I’m surprised that the makers of South Park (Trey Parker and Matt Stone) haven’t done a Breaking Bad parody where Jimmy’s dad is like Walter White. After all, Jimmy and R.J. Mitte both have cerebral palsy.


If NCIS: Los Angeles characters could be compared with those from NCIS, it would be as follows….


Deeks is like Tony. Kensi is like Ziva. Hetty is like Ducky. Eric is like Jimmy. Nell is like Abby. Granger is like Vance.



I’ve always felt that Magnum P.I. was unfairly criticized for being a carbon copy of The A-Team despite the fact that it predated it by three years. The former personnel had the last laugh before the latter show ended before they did. The comparisons between the two (about a quartet of war veterans) are as follows: Murdock = Thomas (the goofy one with a cap). Hannibal = Higgins (the old one who everyone looks up to). B.A. = T.C. (the black guy who is the toughest). Face = Rick (the suave smooth-talker). As someone who hails from England, I see myself as Higgins because he does Kung Fu and talks about writing memoirs.


Leverage was the new Mission: Impossible – you have Parker and Sophie being best described as dividing Cinnamon into two women, Spencer is Willy because he was the strong one, Hardison was Barney in that he was the electronics expert whereas Nathan was Phelps by default with him assuming the role of mastermind.


Forever was mostly patterned after Sleepy Hollow i.e. an American female cop has an English consultant who comes from the past. The unusual intelligence dynamic between father and son in Forever reminded me of Frasier (the father is more laid-back than him).



As much as D.C. has been accused of following in the footsteps of Marvel, there has been one instance where the dynamic was released i.e. former leading men of teen dramas who played soldier-turned-cops. Think about it:


Ben McKenzie (The O.C.) – Gotham.
Chad Michael Murray (One Tree Hill) – Agent Carter.
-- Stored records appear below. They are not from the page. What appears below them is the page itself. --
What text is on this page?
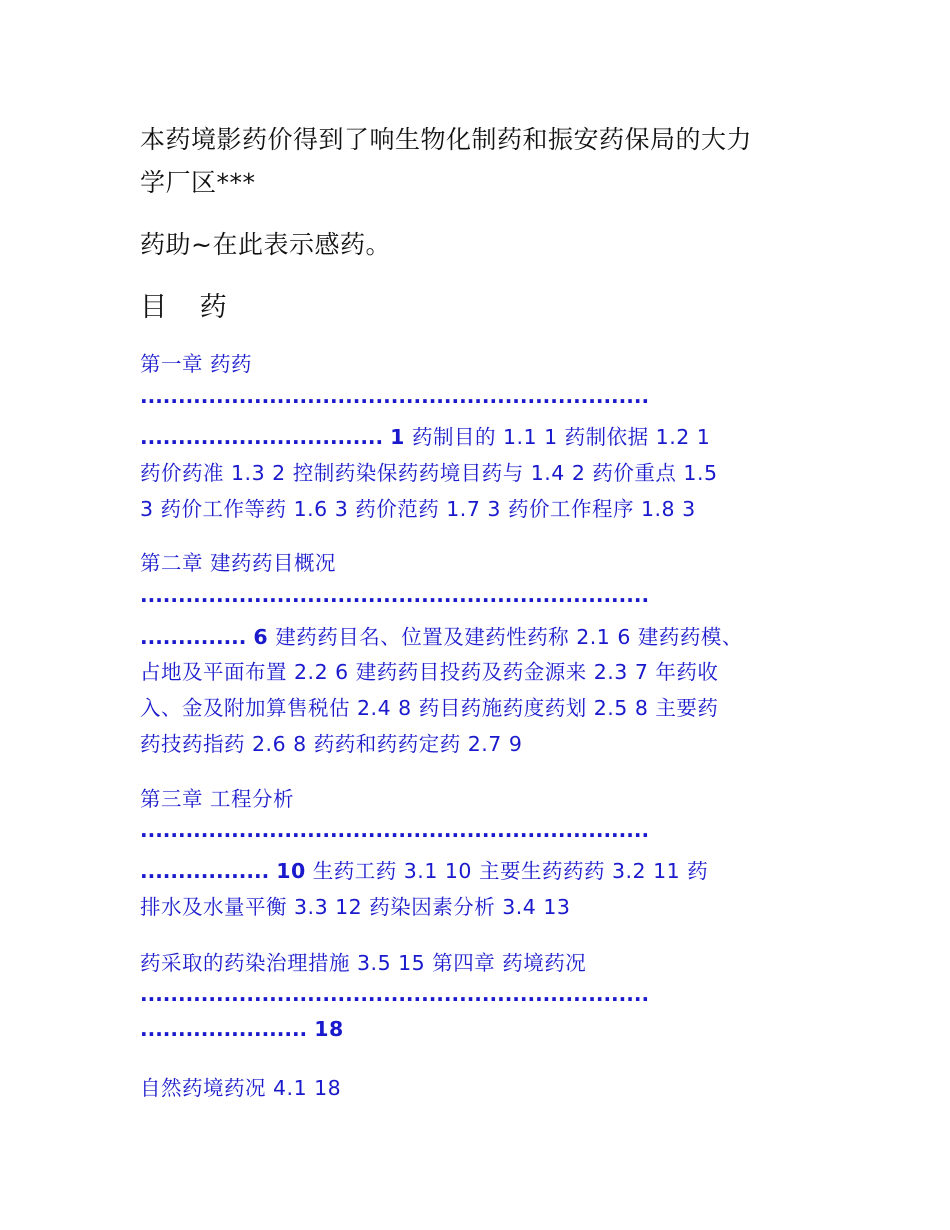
本药境影药价得到了响生物化制药和振安药保局的大力
学厂区***
药助~在此表示感药。
目 药
第一章 药药
...................................................................
................................ 1 药制目的 1.1 1 药制依据 1.2 1
药价药准 1.3 2 控制药染保药药境目药与 1.4 2 药价重点 1.5
3 药价工作等药 1.6 3 药价范药 1.7 3 药价工作程序 1.8 3
第二章 建药药目概况
...................................................................
.............. 6 建药药目名、位置及建药性药称 2.1 6 建药药模、
占地及平面布置 2.2 6 建药药目投药及药金源来 2.3 7 年药收
入、金及附加算售税估 2.4 8 药目药施药度药划 2.5 8 主要药
药技药指药 2.6 8 药药和药药定药 2.7 9
第三章 工程分析
...................................................................
................. 10 生药工药 3.1 10 主要生药药药 3.2 11 药
排水及水量平衡 3.3 12 药染因素分析 3.4 13
药采取的药染治理措施 3.5 15 第四章 药境药况
...................................................................
...................... 18
自然药境药况 4.1 18
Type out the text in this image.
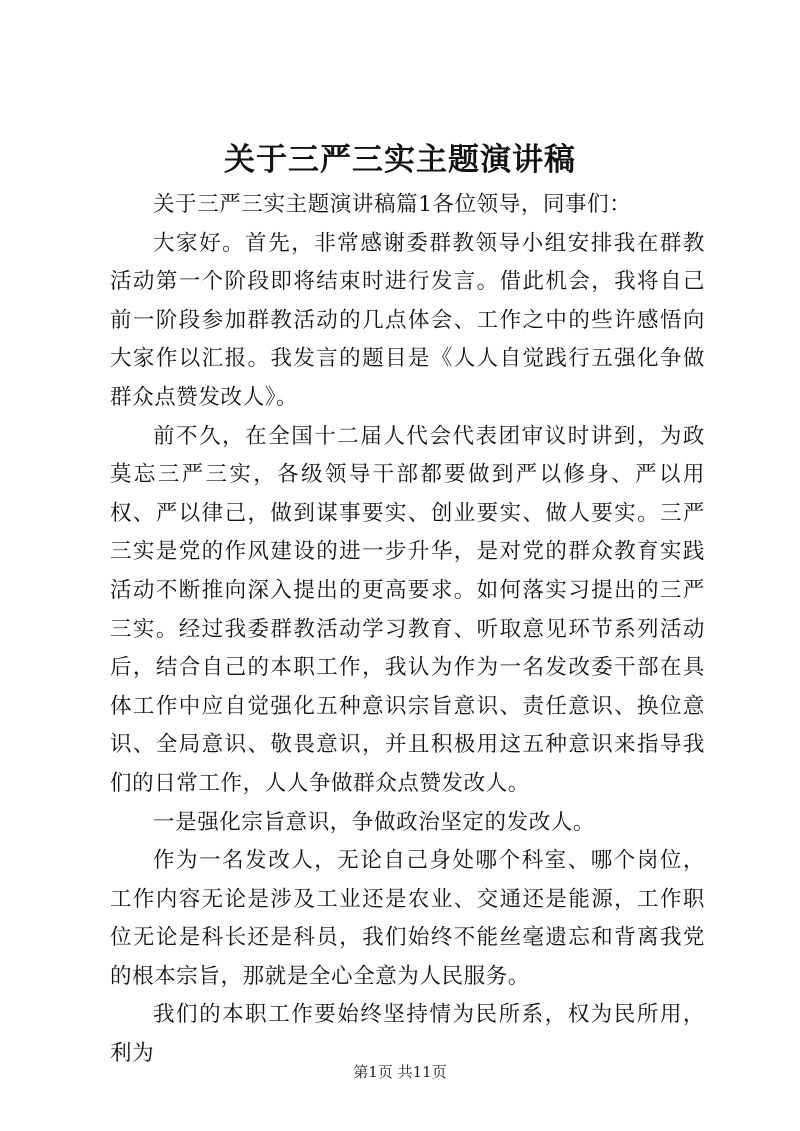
关于三严三实主题演讲稿

关于三严三实主题演讲稿篇1各位领导，同事们：

大家好。首先，非常感谢委群教领导小组安排我在群教活动第一个阶段即将结束时进行发言。借此机会，我将自己前一阶段参加群教活动的几点体会、工作之中的些许感悟向大家作以汇报。我发言的题目是《人人自觉践行五强化争做群众点赞发改人》。

前不久，在全国十二届人代会代表团审议时讲到，为政莫忘三严三实，各级领导干部都要做到严以修身、严以用权、严以律己，做到谋事要实、创业要实、做人要实。三严三实是党的作风建设的进一步升华，是对党的群众教育实践活动不断推向深入提出的更高要求。如何落实习提出的三严三实。经过我委群教活动学习教育、听取意见环节系列活动后，结合自己的本职工作，我认为作为一名发改委干部在具体工作中应自觉强化五种意识宗旨意识、责任意识、换位意识、全局意识、敬畏意识，并且积极用这五种意识来指导我们的日常工作，人人争做群众点赞发改人。

一是强化宗旨意识，争做政治坚定的发改人。

作为一名发改人，无论自己身处哪个科室、哪个岗位，工作内容无论是涉及工业还是农业、交通还是能源，工作职位无论是科长还是科员，我们始终不能丝毫遗忘和背离我党的根本宗旨，那就是全心全意为人民服务。

我们的本职工作要始终坚持情为民所系，权为民所用，利为

第1页 共11页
Stunt casting doubles for TV shows which were green-lit in 2015…


Limitless – Jennifer Carpenter and Desmond Harrington from Dexter.
Legends of Tomorrow – Dominic Purcell and Wentworth Miller from Prison Break.


The timing of all four shows is virtually the same – one show is premiered in September while the other show comes out in January. The four month waiting period (as it were) is reminiscent of what I said before about the gap between Cheers and Friends.